# Interpolating Signals Levels at Non-Calibration Points

Solar bursts may be much stronger than your highest available noise calibrator level.  The following discussion suggests a way that you may be able to estimate the level of these bursts from your Radio-SkyPipe chart using your present calibrator. The method could also be used to estimate signal levels that fall between your calibration levels.  We assume that you are using a receiver with NO AGC, such as a Jove Receiver and that you are feeding a standard sound card with a audio signal level that does not approach the maximum input level capabilities of the card.

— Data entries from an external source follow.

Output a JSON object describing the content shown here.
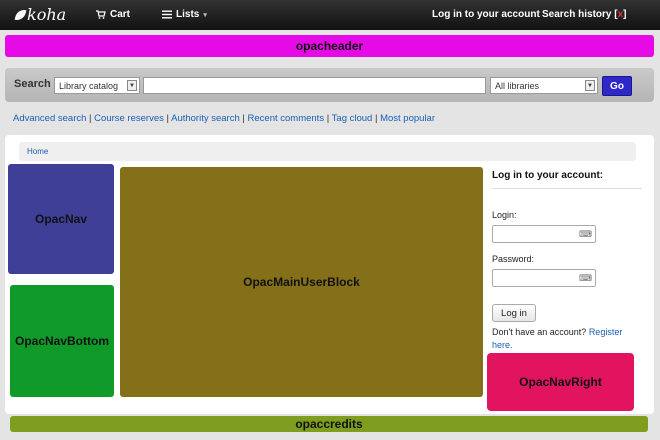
{
  "topbar": {
    "logo": "koha",
    "cart": "Cart",
    "lists": "Lists",
    "lists_caret": "▾",
    "login": "Log in to your account",
    "search_history": "Search history [",
    "search_history_x": "x",
    "search_history_end": "]"
  },
  "regions": {
    "opacheader": "opacheader",
    "opacnav": "OpacNav",
    "opacnavbottom": "OpacNavBottom",
    "opacmainuserblock": "OpacMainUserBlock",
    "opacnavright": "OpacNavRight",
    "opaccredits": "opaccredits"
  },
  "search": {
    "label": "Search",
    "catalog_selected": "Library catalog",
    "query": "",
    "libraries_selected": "All libraries",
    "go": "Go"
  },
  "more_searches": [
    "Advanced search",
    "Course reserves",
    "Authority search",
    "Recent comments",
    "Tag cloud",
    "Most popular"
  ],
  "breadcrumbs": {
    "home": "Home"
  },
  "login": {
    "title": "Log in to your account:",
    "login_label": "Login:",
    "password_label": "Password:",
    "button": "Log in",
    "no_account": "Don't have an account?",
    "register": "Register here."
  },
  "colors": {
    "opacheader": "#e60be6",
    "opacnav": "#3f3f98",
    "opacnavbottom": "#109a2a",
    "opacmainuserblock": "#85701a",
    "opacnavright": "#e2135f",
    "opaccredits": "#7f9e1f",
    "go_button": "#2f28c9"
  },
  "icons": {
    "logo": "koha-leaf-icon",
    "cart": "cart-icon",
    "lists": "list-icon",
    "password_key": "keyboard-icon"
  }
}
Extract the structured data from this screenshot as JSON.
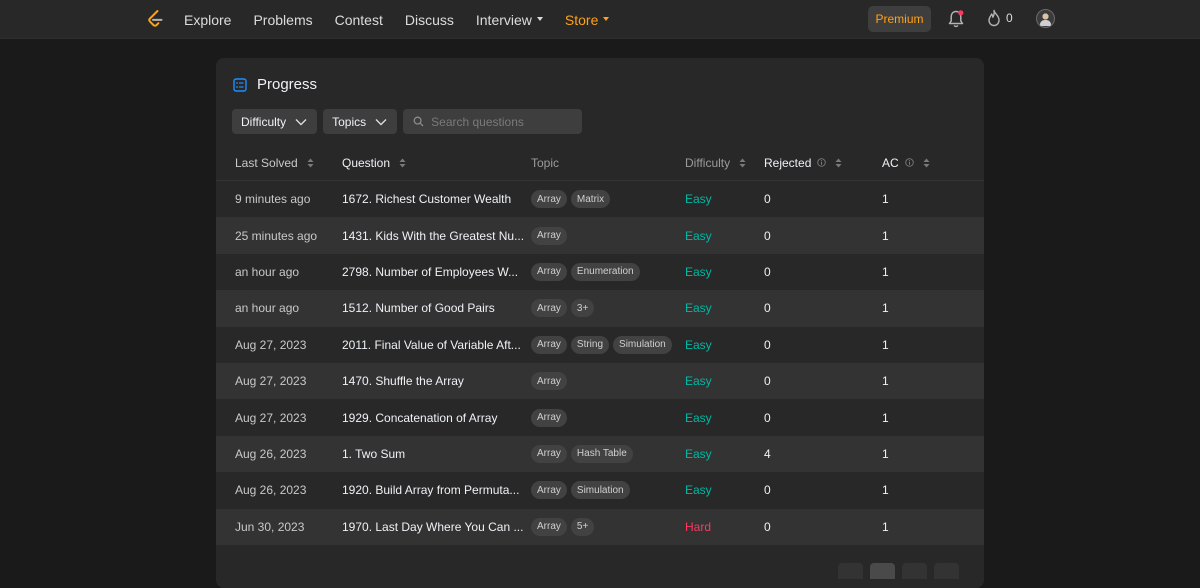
{
  "nav": {
    "links": [
      "Explore",
      "Problems",
      "Contest",
      "Discuss",
      "Interview",
      "Store"
    ],
    "premium_label": "Premium",
    "streak_count": "0",
    "accent": "#ffa116"
  },
  "progress": {
    "title": "Progress",
    "filters": {
      "difficulty_label": "Difficulty",
      "topics_label": "Topics"
    },
    "search": {
      "placeholder": "Search questions",
      "value": ""
    },
    "columns": [
      "Last Solved",
      "Question",
      "Topic",
      "Difficulty",
      "Rejected",
      "AC"
    ],
    "rows": [
      {
        "last": "9 minutes ago",
        "question": "1672. Richest Customer Wealth",
        "tags": [
          "Array",
          "Matrix"
        ],
        "difficulty": "Easy",
        "rejected": "0",
        "ac": "1"
      },
      {
        "last": "25 minutes ago",
        "question": "1431. Kids With the Greatest Nu...",
        "tags": [
          "Array"
        ],
        "difficulty": "Easy",
        "rejected": "0",
        "ac": "1"
      },
      {
        "last": "an hour ago",
        "question": "2798. Number of Employees W...",
        "tags": [
          "Array",
          "Enumeration"
        ],
        "difficulty": "Easy",
        "rejected": "0",
        "ac": "1"
      },
      {
        "last": "an hour ago",
        "question": "1512. Number of Good Pairs",
        "tags": [
          "Array",
          "3+"
        ],
        "difficulty": "Easy",
        "rejected": "0",
        "ac": "1"
      },
      {
        "last": "Aug 27, 2023",
        "question": "2011. Final Value of Variable Aft...",
        "tags": [
          "Array",
          "String",
          "Simulation"
        ],
        "difficulty": "Easy",
        "rejected": "0",
        "ac": "1"
      },
      {
        "last": "Aug 27, 2023",
        "question": "1470. Shuffle the Array",
        "tags": [
          "Array"
        ],
        "difficulty": "Easy",
        "rejected": "0",
        "ac": "1"
      },
      {
        "last": "Aug 27, 2023",
        "question": "1929. Concatenation of Array",
        "tags": [
          "Array"
        ],
        "difficulty": "Easy",
        "rejected": "0",
        "ac": "1"
      },
      {
        "last": "Aug 26, 2023",
        "question": "1. Two Sum",
        "tags": [
          "Array",
          "Hash Table"
        ],
        "difficulty": "Easy",
        "rejected": "4",
        "ac": "1"
      },
      {
        "last": "Aug 26, 2023",
        "question": "1920. Build Array from Permuta...",
        "tags": [
          "Array",
          "Simulation"
        ],
        "difficulty": "Easy",
        "rejected": "0",
        "ac": "1"
      },
      {
        "last": "Jun 30, 2023",
        "question": "1970. Last Day Where You Can ...",
        "tags": [
          "Array",
          "5+"
        ],
        "difficulty": "Hard",
        "rejected": "0",
        "ac": "1"
      }
    ],
    "colors": {
      "easy": "#00b8a3",
      "hard": "#ff375f"
    }
  }
}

Using a homebrew noise generator (calibrated against an RF2010 noise generator), a Jove Receiver, and a PC using an old  SoundBlaster 16 sound card, and Radio-SkyPipe software, I produced a table of SkyPipe Y chart values vs. input noise temperature levels (in 1000s of degrees Kelvin)

 Temp / 1000 Deg. K Average Y Level 4.8 918 9.3 1175 18 1640 36 2208 72 3161 143 4351 286 6278 569 8599 1136 12307

How did I get the average Y values?  After all, those signals look very "grassy" on the chart and it is hard to estimate exactly what the average level is on an area of the chart just by looking at it.  SkyPipe has a feature that you may not have used but is very handy for this type of thing. Simply use the zoom feature so that the area you want to measure covers the the visible area of the chart.  Then right click on the chart and select "Get Avg for View".  The average Y value for the visible portion of the chart will appear in the status bar.

Now that I had the table I was able to produce a graph: The shape of the graph looked very much like a square function so I decided to try plotting the same data this time using the the square root of the Temp/1000 degrees Kelvin for the X axis.  The result was very encouraging: Plotting the data in this manner produced a very good approximation of a straight line.  With this and some simple algebra it became evident that one could make good estimates of  levels for which no calibration point was available.  You could just look at the graph and estimate the level.  Pick the level shown on the chart for which you are interested.  For example, the part of the chart you were interested in had an average value of 11000.  The corresponding value of the X axis would be roughly around 34.  Square this value and you get 1156.  The temperature corresponding to a Y value of 11000 is thus roughly 1,200,000 degrees Kelvin  (You didn't forget that our chart was in 1000's of degrees did you?)

Another approach to estimating uses the slope of this graph's line.  (There are probably better ways to do this but I prefer to keep the math simply stepped.)  The slope of a straight line is the RISE / RUN , that is, the change in Y axis per change in X axis.  We can find the slope using two points on our line.  Arbitrarily, I will choose the point for Y=4351 and the point where Y=12307.  These points are far enough apart that error should be small.

slope = (Y2 - Y1) / (X2 - X1)   hint: use the larger coordinate pair for X2 and Y2

slope = (12307 - 4351) / (33.7 -  11.96) = 7956/21.74 = 367

Now that we have the slope we find an unknown coordinate for any other point on the line by comparing it with a known point's coordinates.  To do this we use the same formula for slope.  In this case, we want to find an unknown X value that pairs with a particular Y value that we can read off the strip chart.  For example, our strip chart shows a solar burst that extends all the way up to a Y value of 18000.  Our highest calibration level only went up to 12307 on the strip chart. What would the equivalent temperature of this burst be?

slope = (Y2 - Y1) / (X2 - X1)  [measured above  to be 367]

367 = (18000 - 12307) / (X2 - 33.7)  =  5693 / (X2 - 33.7)

rearrange a little to get X2 on the left:

X2 = (5693 /367) + 33.7

X2 = 15.5 + 33.7 = 49.2

49.2 is the square root of our desired value so we must square it.

49.2^2  = 2420.6   and then we multiply by 1000 to put it into degrees

2,420,600  degrees K is our answer.  Of course, this level of accuracy is unjustified so we would probably just say that the burst was about 2.4 million degrees.

## Caution!

This seems to work well with the experimental setup that I used, but different receivers and sound cards may produce different results.  The slope defined here is not universal.  You will have to redefine the slope of the for your system every time you make adjustments in the receiver volume, computer mixer settings, etc. If you cannot achieve a straight line for the square root of the temp vs the chart value you may be driving your sound card too hard, the sound card may have a different level conversion characteristic, or your receiver may be compressing under the strong signal levels.

For a good example of equations applied to convert to degrees Kelvin equivalent antenna temperature see Jim Brown's example at the NJ3BRO observatory.